## Calculus (3rd Edition)

Please see the figure attached. The iterated integral in the opposite order is $\mathop \smallint \limits_1^{\rm{e}} \mathop \smallint \limits_0^{\ln y} f\left( {x,y} \right){\rm{d}}x{\rm{d}}y$ We have $\mathop \smallint \limits_0^1 \mathop \smallint \limits_{{{\rm{e}}^x}}^{\rm{e}} f\left( {x,y} \right){\rm{d}}y{\rm{d}}x$. From the limits of the integrals we obtain the domain description: ${\cal D} = \left\{ {\left( {x,y} \right)|0 \le x \le 1,{{\rm{e}}^x} \le y \le {\rm{e}}} \right\}$ Notice that this is a vertically simple region. Using this description we sketch the the domain of integration. Please see the figure attached. We change the order of integration such that the domain becomes a horizontally simple region. In this case, the lower and upper boundaries are $y=1$ and $y = {\rm{e}}$, respectively.
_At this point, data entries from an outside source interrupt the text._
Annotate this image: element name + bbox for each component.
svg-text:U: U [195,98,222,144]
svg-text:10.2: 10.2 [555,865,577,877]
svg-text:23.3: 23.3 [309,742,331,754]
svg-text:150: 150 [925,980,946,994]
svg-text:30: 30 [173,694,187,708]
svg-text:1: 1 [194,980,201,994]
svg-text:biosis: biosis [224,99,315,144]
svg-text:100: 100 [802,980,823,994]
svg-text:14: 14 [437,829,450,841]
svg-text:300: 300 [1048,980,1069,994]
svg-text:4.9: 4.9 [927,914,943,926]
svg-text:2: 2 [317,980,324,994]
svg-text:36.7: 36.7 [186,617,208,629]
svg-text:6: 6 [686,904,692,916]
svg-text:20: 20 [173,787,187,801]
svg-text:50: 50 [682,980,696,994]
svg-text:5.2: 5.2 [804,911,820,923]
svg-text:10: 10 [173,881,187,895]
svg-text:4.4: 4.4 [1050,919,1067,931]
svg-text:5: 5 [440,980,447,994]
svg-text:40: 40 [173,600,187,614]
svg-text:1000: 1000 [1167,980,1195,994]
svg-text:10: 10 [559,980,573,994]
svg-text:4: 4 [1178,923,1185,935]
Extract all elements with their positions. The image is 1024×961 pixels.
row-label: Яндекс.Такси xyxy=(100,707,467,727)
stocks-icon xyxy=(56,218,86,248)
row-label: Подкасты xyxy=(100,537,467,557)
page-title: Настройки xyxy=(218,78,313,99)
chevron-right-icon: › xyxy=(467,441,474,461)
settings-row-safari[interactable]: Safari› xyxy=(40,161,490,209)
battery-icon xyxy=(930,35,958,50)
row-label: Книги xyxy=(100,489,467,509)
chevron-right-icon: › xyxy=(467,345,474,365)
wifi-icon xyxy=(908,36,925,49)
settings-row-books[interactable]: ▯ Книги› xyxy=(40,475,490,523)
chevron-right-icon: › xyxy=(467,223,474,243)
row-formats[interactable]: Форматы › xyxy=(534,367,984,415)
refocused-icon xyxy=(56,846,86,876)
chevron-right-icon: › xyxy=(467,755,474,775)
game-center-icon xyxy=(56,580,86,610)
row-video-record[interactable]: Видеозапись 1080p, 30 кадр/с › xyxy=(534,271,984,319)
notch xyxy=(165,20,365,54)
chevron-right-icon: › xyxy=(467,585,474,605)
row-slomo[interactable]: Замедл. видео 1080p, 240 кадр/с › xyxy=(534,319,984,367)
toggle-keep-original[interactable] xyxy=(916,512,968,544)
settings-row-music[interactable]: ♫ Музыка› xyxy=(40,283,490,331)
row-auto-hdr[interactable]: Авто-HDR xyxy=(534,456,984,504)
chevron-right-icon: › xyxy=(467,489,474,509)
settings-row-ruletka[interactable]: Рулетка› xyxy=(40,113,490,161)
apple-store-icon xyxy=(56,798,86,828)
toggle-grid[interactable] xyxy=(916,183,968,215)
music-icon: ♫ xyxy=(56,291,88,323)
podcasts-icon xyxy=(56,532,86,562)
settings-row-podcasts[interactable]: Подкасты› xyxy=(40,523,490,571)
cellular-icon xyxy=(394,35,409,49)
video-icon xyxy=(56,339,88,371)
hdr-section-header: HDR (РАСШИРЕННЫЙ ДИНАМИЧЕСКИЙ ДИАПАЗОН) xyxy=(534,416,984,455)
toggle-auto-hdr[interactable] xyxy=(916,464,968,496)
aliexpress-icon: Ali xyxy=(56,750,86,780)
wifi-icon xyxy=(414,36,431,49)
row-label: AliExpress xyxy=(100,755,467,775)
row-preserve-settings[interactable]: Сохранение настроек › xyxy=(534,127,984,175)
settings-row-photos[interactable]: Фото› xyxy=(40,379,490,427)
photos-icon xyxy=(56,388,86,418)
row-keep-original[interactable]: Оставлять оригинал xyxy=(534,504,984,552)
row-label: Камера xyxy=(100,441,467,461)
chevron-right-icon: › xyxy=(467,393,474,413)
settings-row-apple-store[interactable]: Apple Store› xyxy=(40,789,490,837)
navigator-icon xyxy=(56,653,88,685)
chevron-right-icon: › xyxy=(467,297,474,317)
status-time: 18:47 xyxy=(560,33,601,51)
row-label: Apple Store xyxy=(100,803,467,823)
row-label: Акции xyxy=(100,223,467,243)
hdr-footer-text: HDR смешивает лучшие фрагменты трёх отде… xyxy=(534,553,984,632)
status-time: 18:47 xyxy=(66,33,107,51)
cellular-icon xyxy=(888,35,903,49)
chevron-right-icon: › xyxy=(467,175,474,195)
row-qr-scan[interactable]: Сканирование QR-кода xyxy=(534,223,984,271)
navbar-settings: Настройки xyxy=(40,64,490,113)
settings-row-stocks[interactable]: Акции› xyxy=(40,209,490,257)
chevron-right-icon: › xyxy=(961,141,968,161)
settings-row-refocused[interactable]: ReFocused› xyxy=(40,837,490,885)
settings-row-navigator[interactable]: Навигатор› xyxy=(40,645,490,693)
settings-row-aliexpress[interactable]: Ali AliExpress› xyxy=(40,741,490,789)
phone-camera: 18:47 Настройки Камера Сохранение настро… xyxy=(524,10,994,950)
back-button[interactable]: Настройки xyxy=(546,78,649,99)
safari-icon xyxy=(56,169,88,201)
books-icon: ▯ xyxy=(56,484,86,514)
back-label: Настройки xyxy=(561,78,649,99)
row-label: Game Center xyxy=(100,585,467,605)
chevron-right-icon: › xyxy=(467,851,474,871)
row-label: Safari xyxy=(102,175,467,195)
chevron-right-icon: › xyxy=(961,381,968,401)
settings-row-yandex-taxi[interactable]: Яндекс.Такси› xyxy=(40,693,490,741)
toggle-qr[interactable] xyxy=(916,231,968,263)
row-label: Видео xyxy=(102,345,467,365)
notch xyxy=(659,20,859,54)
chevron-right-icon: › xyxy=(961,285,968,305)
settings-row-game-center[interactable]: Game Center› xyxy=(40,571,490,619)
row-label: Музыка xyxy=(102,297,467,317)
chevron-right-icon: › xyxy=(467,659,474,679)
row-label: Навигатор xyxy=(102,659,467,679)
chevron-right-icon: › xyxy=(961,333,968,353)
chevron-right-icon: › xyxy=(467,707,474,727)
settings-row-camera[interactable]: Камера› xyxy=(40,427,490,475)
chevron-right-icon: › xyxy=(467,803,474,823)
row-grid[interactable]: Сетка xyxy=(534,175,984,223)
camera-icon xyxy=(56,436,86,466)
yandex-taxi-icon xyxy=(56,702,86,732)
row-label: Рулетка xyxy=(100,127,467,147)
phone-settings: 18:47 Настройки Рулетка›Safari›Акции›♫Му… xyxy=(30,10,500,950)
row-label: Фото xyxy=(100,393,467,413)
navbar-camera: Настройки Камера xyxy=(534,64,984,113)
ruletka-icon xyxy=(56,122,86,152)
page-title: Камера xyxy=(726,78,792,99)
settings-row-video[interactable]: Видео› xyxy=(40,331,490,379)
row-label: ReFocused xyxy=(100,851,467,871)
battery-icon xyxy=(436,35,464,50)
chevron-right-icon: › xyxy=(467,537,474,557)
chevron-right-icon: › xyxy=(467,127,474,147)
Whereas, the left boundary is $x=0$. To find the right boundary, we use $y = {{\rm{e}}^x}$ and get $x = \ln y$. Thus, the new domain description: ${\cal D} = \left\{ {\left( {x,y} \right)|1 \le y \le {\rm{e}},0 \le x \le \ln y} \right\}$ So, the iterated integral in the opposite order is $\mathop \smallint \limits_1^{\rm{e}} \mathop \smallint \limits_0^{\ln y} f\left( {x,y} \right){\rm{d}}x{\rm{d}}y$